Congestion costs do not equate to reliability problems. Assume there is coal-fired generation in area A that from time to time exceeds demand in area A, but where the excess cannot reach area B due to a transmission constraint. Assume also that area B has plenty of oil-fired generation (no reliability problem). This is an example of congestion cost-a simple price differential between areas A and B-but no reliability problem.3
Only regional transmission organizations (RTOs) report congestion costs as such, which gives rise to the common misconception that creating an RTO creates congestion. Of course, creating an RTO that reports congestion costs does not create congestion but only makes known what was not known before and assigns the additional (marginal) cost to those areas that require the higher-cost energy.4 This identification of congestion costs allows for efficient responses. The response can be to do nothing (if the solution is more costly than the congestion), to build more transmission, to build more generation, or to reduce demand.
With this background, we can see that neither TLRs nor congestion costs support a conclusion that there is too little transmission capacity. The relevant TLRs are simply too rare in occurrence and limited in scope to translate into a generic need for more transmission. The reported congestion costs are only price signals that enable efficient responses.
Endnotes
- It can be contended that increased non-firm TLRs simply reflect more aggressive sale of available transmission capacity, and thus greater use of the grid. The greater use of non-firm service wrings the maximum efficiency out of the system.
- Compiled from monthly summaries on the NERC Web site, http://www.nerc.com/~filez/Logs/index.html.
- Another way to look at it is that in a reliable system there is always a set of fuel prices for which congestion is zero, i.e., it is all about economics.

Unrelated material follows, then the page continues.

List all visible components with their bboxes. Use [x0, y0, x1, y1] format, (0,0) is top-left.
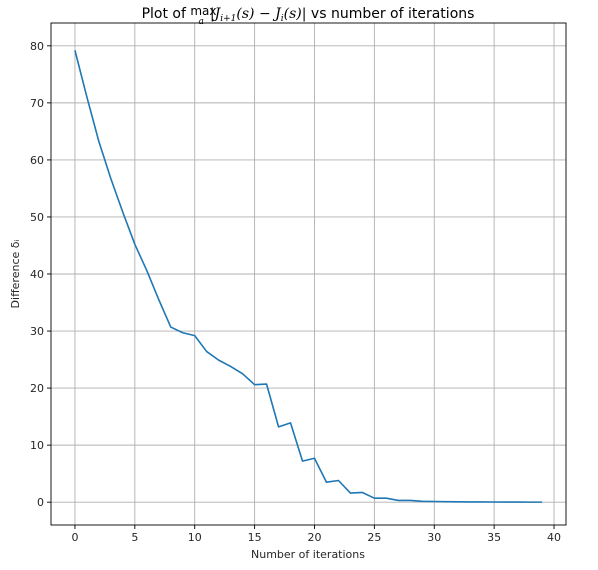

- A good example of this is the increase in reported congestion in PJM that arose from the addition of Allegheny Energy as PJM West. With integrated dispatch, efficiency increased from what it was before. But PJM's reported congestion went up with Allegheny now part of PJM. See , p. 103. It is also important to distinguish gross congestion cost from net congestion cost (net being the congestion cost to load that is not hedged by fixed/financial/firm transmission rights [FTRs]). Taking PJM as an example, gross congestion cost was $430 million in 2002, , at 101, but net congestion cost was $115 million, W. Scott Miller III, "A Call for Reason," , June 1, 2003, at 14.